C. albicans activates common TLR- and IFN-associated genes in peripheral blood leukocytes. (a) The upper plot displays the number (set size) of DEGs present in each dataset (y-axis: WBCs, GSE65088, and GSE114180; PBMCs: GSE42606 and GSE154911) and their intersections. Black bubbles, present in rows, mark the dataset, which refers to the amount present in the blue columns, with intersections between two or more groups being shown. (b), Hierarchical clustering of the 44 common DEGs demonstrating gene expression patterns across different studies.

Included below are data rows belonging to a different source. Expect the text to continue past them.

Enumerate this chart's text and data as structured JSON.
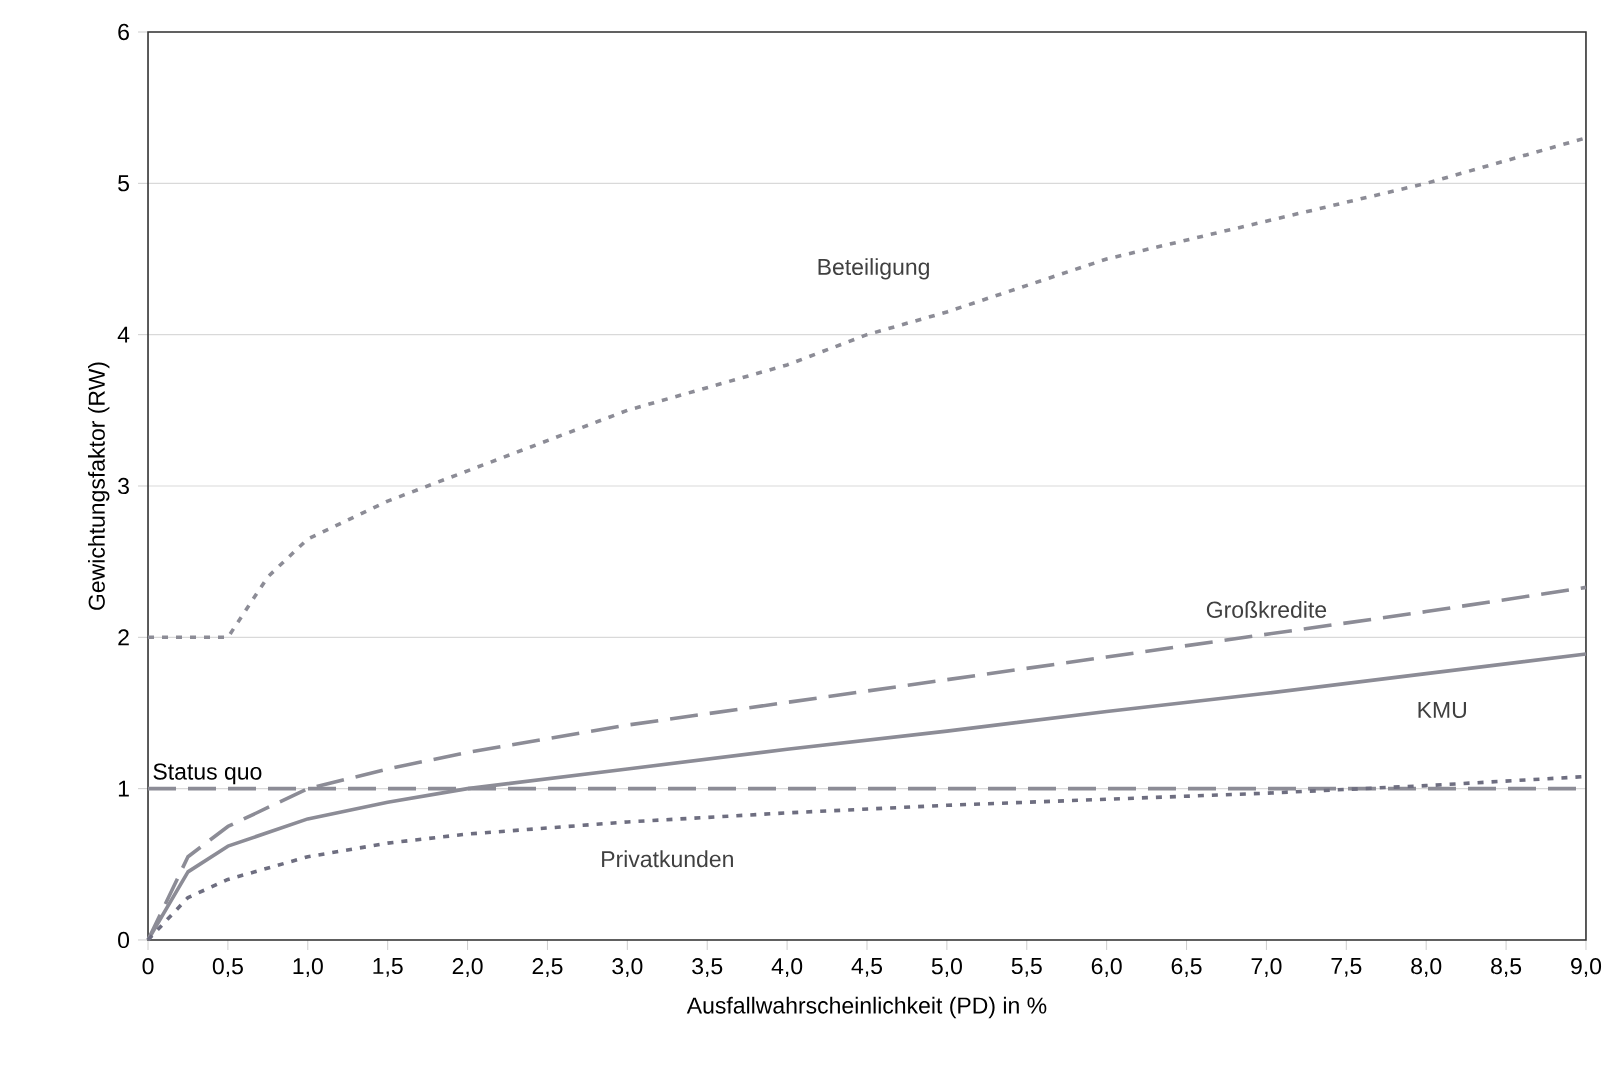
{
  "chart_data": {
    "type": "line",
    "xlabel": "Ausfallwahrscheinlichkeit (PD) in %",
    "ylabel": "Gewichtungsfaktor (RW)",
    "xlim": [
      0,
      9.0
    ],
    "ylim": [
      0,
      6
    ],
    "xticks": [
      0,
      {
        "value": 0.5,
        "label": "0,5"
      },
      {
        "value": 1.0,
        "label": "1,0"
      },
      {
        "value": 1.5,
        "label": "1,5"
      },
      {
        "value": 2.0,
        "label": "2,0"
      },
      {
        "value": 2.5,
        "label": "2,5"
      },
      {
        "value": 3.0,
        "label": "3,0"
      },
      {
        "value": 3.5,
        "label": "3,5"
      },
      {
        "value": 4.0,
        "label": "4,0"
      },
      {
        "value": 4.5,
        "label": "4,5"
      },
      {
        "value": 5.0,
        "label": "5,0"
      },
      {
        "value": 5.5,
        "label": "5,5"
      },
      {
        "value": 6.0,
        "label": "6,0"
      },
      {
        "value": 6.5,
        "label": "6,5"
      },
      {
        "value": 7.0,
        "label": "7,0"
      },
      {
        "value": 7.5,
        "label": "7,5"
      },
      {
        "value": 8.0,
        "label": "8,0"
      },
      {
        "value": 8.5,
        "label": "8,5"
      },
      {
        "value": 9.0,
        "label": "9,0"
      }
    ],
    "yticks": [
      0,
      1,
      2,
      3,
      4,
      5,
      6
    ],
    "grid": "y",
    "series": [
      {
        "name": "Beteiligung",
        "color": "#8c8c96",
        "line_style": "dotted",
        "x": [
          0,
          0.5,
          0.75,
          1.0,
          1.5,
          2.0,
          3.0,
          4.0,
          4.5,
          5.0,
          6.0,
          7.0,
          8.0,
          9.0
        ],
        "values": [
          2,
          2,
          2.4,
          2.65,
          2.9,
          3.1,
          3.5,
          3.8,
          4.0,
          4.15,
          4.5,
          4.75,
          5.0,
          5.3
        ]
      },
      {
        "name": "Großkredite",
        "color": "#8c8c96",
        "line_style": "dashed",
        "x": [
          0,
          0.25,
          0.5,
          1.0,
          1.5,
          2.0,
          3.0,
          4.0,
          5.0,
          6.0,
          7.0,
          8.0,
          9.0
        ],
        "values": [
          0,
          0.55,
          0.75,
          1.0,
          1.13,
          1.24,
          1.42,
          1.57,
          1.72,
          1.87,
          2.02,
          2.17,
          2.33
        ]
      },
      {
        "name": "KMU",
        "color": "#8c8c96",
        "line_style": "solid",
        "x": [
          0,
          0.25,
          0.5,
          1.0,
          1.5,
          2.0,
          3.0,
          4.0,
          5.0,
          6.0,
          7.0,
          8.0,
          9.0
        ],
        "values": [
          0,
          0.45,
          0.62,
          0.8,
          0.91,
          1.0,
          1.13,
          1.26,
          1.38,
          1.51,
          1.63,
          1.76,
          1.89
        ]
      },
      {
        "name": "Privatkunden",
        "color": "#6e6e80",
        "line_style": "dotted",
        "x": [
          0,
          0.25,
          0.5,
          1.0,
          1.5,
          2.0,
          3.0,
          4.0,
          5.0,
          6.0,
          7.0,
          8.0,
          9.0
        ],
        "values": [
          0,
          0.28,
          0.4,
          0.55,
          0.64,
          0.7,
          0.78,
          0.84,
          0.89,
          0.93,
          0.97,
          1.02,
          1.08
        ]
      }
    ],
    "ref_lines": [
      {
        "axis": "y",
        "value": 1,
        "label": "Status quo",
        "color": "#8c8c96",
        "line_style": "dashed"
      }
    ]
  }
}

The size and color of circles correspond to − Log10 transformed adjusted p value and Log2-fold change (Log2FC), respectively. Blue represents downregulated DEGs, and red indicates upregulated DEGs. The cutoff applied to identify the down/upregulated genes was Log2FC < − 1/ > 1 and adjusted p value < 0.05. Rows and columns were clustered based on cosine similarity between Log2FC values. (c), GOplot of selected immunological pathways and associated genes. (d), Heatmap of common and specific latent factors across studies. Heatmaps contain genes presenting positive and negative loadings ranging from − 1 to 1. DEGs, differentially expressed genes; PBMCs, peripheral blood mononuclear cells; WBCs, white blood cells.